Car, si notre ‘je’ est un sujet exprimant, l’Objet exprimé [Dieu] est aussi un sujet exprimant. Or si le sujet, ce faisant, peut exprimer son Objet selon la réalité, a fortiori l’Objet l’exprimera selon la réalité !

Dieu lui dit (à Moïse) : ‘Tu guideras vers la preuve, non vers l’Objet de la preuve. Pour moi, Je suis la preuve de toute preuve’ :

Dieu m’a fait passer par ce qu’est la réalité

Grâce à un contrat, un pacte et une alliance.

Ce que j’ai constaté, c’est mon subconscient, mais non plus ma personnalité.
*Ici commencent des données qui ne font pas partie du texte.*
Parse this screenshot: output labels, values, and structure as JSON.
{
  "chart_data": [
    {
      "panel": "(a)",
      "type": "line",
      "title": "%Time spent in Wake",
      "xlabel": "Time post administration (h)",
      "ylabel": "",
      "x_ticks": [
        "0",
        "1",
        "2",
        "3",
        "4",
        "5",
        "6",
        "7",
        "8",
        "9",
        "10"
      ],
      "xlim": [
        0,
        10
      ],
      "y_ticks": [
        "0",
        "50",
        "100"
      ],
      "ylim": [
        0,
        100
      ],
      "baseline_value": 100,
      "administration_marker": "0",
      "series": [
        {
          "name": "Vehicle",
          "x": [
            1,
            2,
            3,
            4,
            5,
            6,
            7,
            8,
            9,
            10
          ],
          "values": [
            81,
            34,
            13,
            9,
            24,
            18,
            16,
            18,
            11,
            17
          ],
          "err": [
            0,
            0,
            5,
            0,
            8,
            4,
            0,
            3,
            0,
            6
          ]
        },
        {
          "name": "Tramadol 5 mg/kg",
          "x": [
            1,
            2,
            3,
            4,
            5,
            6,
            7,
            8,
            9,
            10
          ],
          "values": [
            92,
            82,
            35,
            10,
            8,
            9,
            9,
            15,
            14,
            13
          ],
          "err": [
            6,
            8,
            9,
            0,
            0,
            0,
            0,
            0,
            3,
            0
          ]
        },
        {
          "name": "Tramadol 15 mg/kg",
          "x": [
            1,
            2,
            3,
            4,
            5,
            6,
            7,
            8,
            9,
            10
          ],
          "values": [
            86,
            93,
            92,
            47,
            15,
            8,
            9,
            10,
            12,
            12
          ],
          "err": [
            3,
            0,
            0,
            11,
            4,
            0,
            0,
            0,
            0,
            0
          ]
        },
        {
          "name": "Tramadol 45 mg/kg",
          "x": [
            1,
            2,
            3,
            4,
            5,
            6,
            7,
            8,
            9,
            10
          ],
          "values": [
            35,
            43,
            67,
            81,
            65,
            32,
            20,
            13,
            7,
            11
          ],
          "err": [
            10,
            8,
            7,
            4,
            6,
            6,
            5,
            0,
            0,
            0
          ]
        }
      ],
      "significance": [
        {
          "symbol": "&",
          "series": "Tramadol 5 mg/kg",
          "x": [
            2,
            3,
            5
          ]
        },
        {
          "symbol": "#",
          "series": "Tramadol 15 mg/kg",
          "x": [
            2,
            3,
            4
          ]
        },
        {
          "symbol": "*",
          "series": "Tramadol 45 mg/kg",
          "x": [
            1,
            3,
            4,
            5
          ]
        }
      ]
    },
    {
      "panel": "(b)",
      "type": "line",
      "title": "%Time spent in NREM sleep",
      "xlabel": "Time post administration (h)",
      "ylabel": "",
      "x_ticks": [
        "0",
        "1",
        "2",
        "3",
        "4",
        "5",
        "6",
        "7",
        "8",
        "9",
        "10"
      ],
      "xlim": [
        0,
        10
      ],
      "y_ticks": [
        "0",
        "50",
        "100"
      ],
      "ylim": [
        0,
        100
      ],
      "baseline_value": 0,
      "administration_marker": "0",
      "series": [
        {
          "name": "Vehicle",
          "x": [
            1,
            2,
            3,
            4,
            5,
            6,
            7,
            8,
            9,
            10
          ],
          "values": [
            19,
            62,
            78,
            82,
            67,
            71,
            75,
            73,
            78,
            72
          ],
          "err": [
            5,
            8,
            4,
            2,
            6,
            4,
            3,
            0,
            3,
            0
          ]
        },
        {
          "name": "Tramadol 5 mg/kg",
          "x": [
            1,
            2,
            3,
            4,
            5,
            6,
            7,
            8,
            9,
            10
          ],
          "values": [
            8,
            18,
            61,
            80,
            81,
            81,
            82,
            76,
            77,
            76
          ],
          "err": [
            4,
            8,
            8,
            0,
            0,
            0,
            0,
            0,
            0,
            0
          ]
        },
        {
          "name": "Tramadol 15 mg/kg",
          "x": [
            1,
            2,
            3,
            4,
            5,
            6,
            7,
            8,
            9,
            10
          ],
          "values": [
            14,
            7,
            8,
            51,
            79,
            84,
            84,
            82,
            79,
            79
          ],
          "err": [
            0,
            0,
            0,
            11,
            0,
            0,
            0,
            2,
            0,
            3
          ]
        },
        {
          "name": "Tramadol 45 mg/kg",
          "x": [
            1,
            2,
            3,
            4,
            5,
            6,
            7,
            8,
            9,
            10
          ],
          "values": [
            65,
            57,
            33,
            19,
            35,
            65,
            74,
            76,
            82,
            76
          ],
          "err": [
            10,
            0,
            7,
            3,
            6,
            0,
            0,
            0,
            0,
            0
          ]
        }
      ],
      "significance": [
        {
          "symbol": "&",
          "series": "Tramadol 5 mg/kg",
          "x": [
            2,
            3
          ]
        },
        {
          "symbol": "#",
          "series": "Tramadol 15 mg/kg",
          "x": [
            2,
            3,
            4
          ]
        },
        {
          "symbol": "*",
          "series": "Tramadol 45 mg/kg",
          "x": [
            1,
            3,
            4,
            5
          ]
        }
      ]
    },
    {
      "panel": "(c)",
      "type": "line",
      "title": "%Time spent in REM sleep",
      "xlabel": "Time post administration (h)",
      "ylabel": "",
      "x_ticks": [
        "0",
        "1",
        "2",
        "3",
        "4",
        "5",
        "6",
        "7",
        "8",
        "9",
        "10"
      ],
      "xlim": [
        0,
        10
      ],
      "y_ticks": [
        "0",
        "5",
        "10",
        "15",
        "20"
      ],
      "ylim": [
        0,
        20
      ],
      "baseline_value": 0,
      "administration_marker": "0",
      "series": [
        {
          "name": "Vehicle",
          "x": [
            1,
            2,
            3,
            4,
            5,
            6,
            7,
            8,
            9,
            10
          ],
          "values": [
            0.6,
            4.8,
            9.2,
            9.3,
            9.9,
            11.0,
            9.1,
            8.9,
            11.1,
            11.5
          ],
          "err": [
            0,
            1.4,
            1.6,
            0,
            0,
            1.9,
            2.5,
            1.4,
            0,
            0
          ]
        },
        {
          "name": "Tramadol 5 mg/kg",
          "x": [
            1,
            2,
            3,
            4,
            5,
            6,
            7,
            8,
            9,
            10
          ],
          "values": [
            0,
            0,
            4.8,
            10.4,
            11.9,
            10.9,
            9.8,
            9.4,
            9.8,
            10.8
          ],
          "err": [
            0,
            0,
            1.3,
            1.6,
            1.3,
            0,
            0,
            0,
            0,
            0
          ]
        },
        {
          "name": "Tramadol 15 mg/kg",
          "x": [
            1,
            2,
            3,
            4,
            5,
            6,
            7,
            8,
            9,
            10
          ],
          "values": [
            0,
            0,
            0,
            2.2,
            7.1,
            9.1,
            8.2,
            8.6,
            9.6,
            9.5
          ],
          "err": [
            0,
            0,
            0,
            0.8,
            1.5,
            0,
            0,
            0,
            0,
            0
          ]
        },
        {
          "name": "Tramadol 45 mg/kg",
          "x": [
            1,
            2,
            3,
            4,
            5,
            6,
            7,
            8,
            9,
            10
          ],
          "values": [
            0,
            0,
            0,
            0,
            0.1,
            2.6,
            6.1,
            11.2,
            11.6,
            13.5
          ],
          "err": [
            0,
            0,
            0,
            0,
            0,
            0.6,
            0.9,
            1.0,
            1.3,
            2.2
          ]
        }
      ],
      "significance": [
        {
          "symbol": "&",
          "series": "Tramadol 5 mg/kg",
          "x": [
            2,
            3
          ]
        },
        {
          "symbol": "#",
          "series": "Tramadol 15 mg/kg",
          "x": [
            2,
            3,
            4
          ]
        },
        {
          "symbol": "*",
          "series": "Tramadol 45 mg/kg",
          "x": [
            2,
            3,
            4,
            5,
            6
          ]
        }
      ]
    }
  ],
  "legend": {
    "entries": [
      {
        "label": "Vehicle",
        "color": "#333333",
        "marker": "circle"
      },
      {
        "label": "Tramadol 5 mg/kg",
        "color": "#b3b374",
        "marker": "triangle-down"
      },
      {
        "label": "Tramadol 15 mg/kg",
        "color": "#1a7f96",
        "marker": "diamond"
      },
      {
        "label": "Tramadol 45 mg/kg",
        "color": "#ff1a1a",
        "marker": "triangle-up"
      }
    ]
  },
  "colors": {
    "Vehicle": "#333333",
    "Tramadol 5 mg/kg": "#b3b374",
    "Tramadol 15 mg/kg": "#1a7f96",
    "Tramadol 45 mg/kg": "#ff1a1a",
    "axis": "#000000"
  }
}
Cela, c’était toujours mon subconscient, mais celle-ci, c’est la réalité.

Dieu a énoncé avec moi, venant de mon cœur, ma science. Il m’a rapproché de Lui après que j’étais resté loin de Lui. Il m’a rendu son intime, et Il m’a choisi.’ »xvii

Dieu est le créateur (khâliq) initial et permanent de l’individu et de tous les événements qui caractérisent sa vie, l’auteur de toutes ses actions. Il les a créées d’avance, comme un tout, et les distribue jour après jour à chaque homme comme des « provisions de voyage » (arzâq), comme autant de ‘ressources’ qui lui permettent d’agir pendant sa vie. Avec l’ensemble des arzâq, qu’on pourrait traduire par le mot « providence », Dieu est Celui qui fait vivre (muhyî) et mourir (mumîi). Mais ces ressources providentielles sont momentanées, éphémères, contingentes. Elles n’entrent dans le cœur de l’homme que de façon gratuite, arbitraire, imméritée. C’est bien le cœur qui est le principe de la science et de la conscience, non les arzâq. Il revient à l’homme de se saisir au-dedans de lui-même, en son cœur (qalb, ou taqlîb), pour réaliser son unité mentale, pour tisser son âme, pour construire sa conscience, son véritable ‘Je’ (ḍamîr). Il lui revient de persévérer sans cesse dans son effort de mémoire (dhikr), d’intelligence et de volonté, c’est-à-dire dans l’effort de sa foi.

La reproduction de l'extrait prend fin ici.